In an interview, BPI Securities managing director Michaelangelo Oyson said the local market was fairly valued at 7,800 but downside risks were coming from the reversal of flows out of emerging markets and in to North Asia.
But the decline in prices arising from the exit of foreign funds would be an opportunity for investors to pick up stocks at lower prices.
“We’re in the last call for happy hour and the elections in 2016 will determine whether we move the happy hour to the main party or we will say the party is over,” Oyson said.
“The bull market is not yet over,” he said noting that local stock valuations were still below historical peak and the growth story was still intact.
He said the market was still supported by a strong underlying economy despite some weakness in consumption numbers.
Historically, consumption spending contributed 400 basis points of GDP but in the first quarter, it accounted for only 370 basis points, he said.

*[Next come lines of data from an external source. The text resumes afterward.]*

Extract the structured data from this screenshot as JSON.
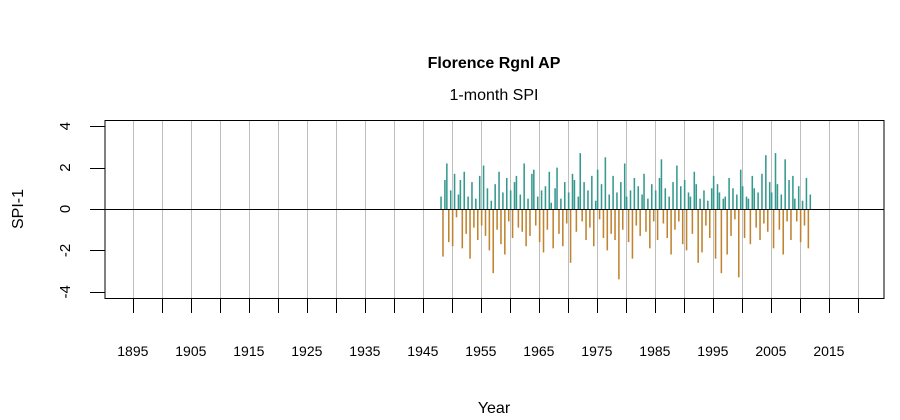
{
  "chart_data": {
    "type": "bar",
    "title": "Florence Rgnl AP",
    "subtitle": "1-month SPI",
    "xlabel": "Year",
    "ylabel": "SPI-1",
    "xlim": [
      1890.2,
      2024.5
    ],
    "ylim": [
      -4.3,
      4.3
    ],
    "x_ticks": [
      1895,
      1905,
      1915,
      1925,
      1935,
      1945,
      1955,
      1965,
      1975,
      1985,
      1995,
      2005,
      2015
    ],
    "x_minor_ticks_every": 5,
    "y_ticks": [
      4,
      2,
      0,
      -2,
      -4
    ],
    "grid": "vertical, every 5 years",
    "colors": {
      "positive": "#35998f",
      "negative": "#c0832f",
      "grid": "#bebebe",
      "zero_line": "#000000"
    },
    "x_start": 1948.0,
    "x_step": 0.3333,
    "values": [
      0.6,
      -2.3,
      1.4,
      2.2,
      -1.6,
      0.9,
      -1.8,
      1.7,
      -0.4,
      0.7,
      1.4,
      -1.9,
      1.8,
      -1.2,
      0.6,
      -2.4,
      1.3,
      -0.9,
      0.5,
      -1.5,
      1.6,
      -0.8,
      2.1,
      -1.3,
      1.0,
      -2.0,
      0.4,
      -3.1,
      1.2,
      -1.0,
      1.8,
      -1.7,
      0.8,
      -2.2,
      1.5,
      -0.6,
      0.9,
      -1.4,
      1.3,
      1.6,
      -0.9,
      0.7,
      -1.1,
      2.2,
      -1.8,
      0.5,
      -1.3,
      1.7,
      1.9,
      -0.8,
      0.6,
      -1.6,
      0.9,
      -2.1,
      1.1,
      -1.0,
      1.8,
      0.3,
      -1.9,
      1.0,
      2.0,
      -1.2,
      0.5,
      -1.8,
      1.3,
      -0.7,
      0.8,
      -2.6,
      1.7,
      1.4,
      -1.1,
      0.6,
      2.7,
      -0.6,
      1.3,
      -1.5,
      0.9,
      -0.9,
      1.6,
      -1.8,
      0.4,
      1.9,
      -0.5,
      1.2,
      -1.4,
      2.5,
      -2.0,
      0.7,
      -1.2,
      1.6,
      -1.5,
      0.8,
      -3.4,
      1.3,
      -1.0,
      2.2,
      0.6,
      -1.6,
      0.9,
      -2.4,
      1.5,
      -0.8,
      1.1,
      -1.3,
      0.7,
      1.7,
      -1.1,
      0.5,
      -1.9,
      1.2,
      -0.6,
      0.9,
      -1.5,
      1.5,
      2.4,
      -0.7,
      1.0,
      -1.4,
      0.6,
      -2.2,
      1.3,
      -1.0,
      2.1,
      -0.6,
      1.1,
      -1.7,
      1.4,
      -2.0,
      0.8,
      0.6,
      -1.2,
      1.8,
      1.2,
      -2.6,
      0.5,
      -2.1,
      0.9,
      -0.8,
      0.4,
      -1.4,
      1.0,
      1.6,
      -2.4,
      1.2,
      0.8,
      -3.1,
      0.5,
      0.6,
      -2.2,
      1.5,
      -1.3,
      1.0,
      -0.5,
      0.7,
      -3.3,
      1.9,
      1.1,
      -1.4,
      0.6,
      0.5,
      -1.7,
      1.6,
      1.0,
      -0.9,
      0.8,
      -1.5,
      1.7,
      -0.7,
      2.6,
      -1.1,
      1.3,
      0.8,
      -1.9,
      2.7,
      1.2,
      -1.0,
      0.7,
      -2.2,
      2.4,
      -0.6,
      1.4,
      -1.5,
      1.6,
      0.5,
      -0.6,
      1.1,
      -1.6,
      0.4,
      -0.8,
      1.5,
      -1.9,
      0.7
    ]
  }
}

Toward the end of the year, as the market starts looking at the 2016 elections and starts factoring in corporate earnings for next year, Oyson said the fair value of the local stock barometer could exceed 8,500.
In a presentation to investors on Saturday, Oyson said the Philippine Stock Exchange index could advance to 8,200 to 8,600 by the end of the year.
One positive catalyst, he said, would be for the economy grow by least 6 percent in the quarters ahead.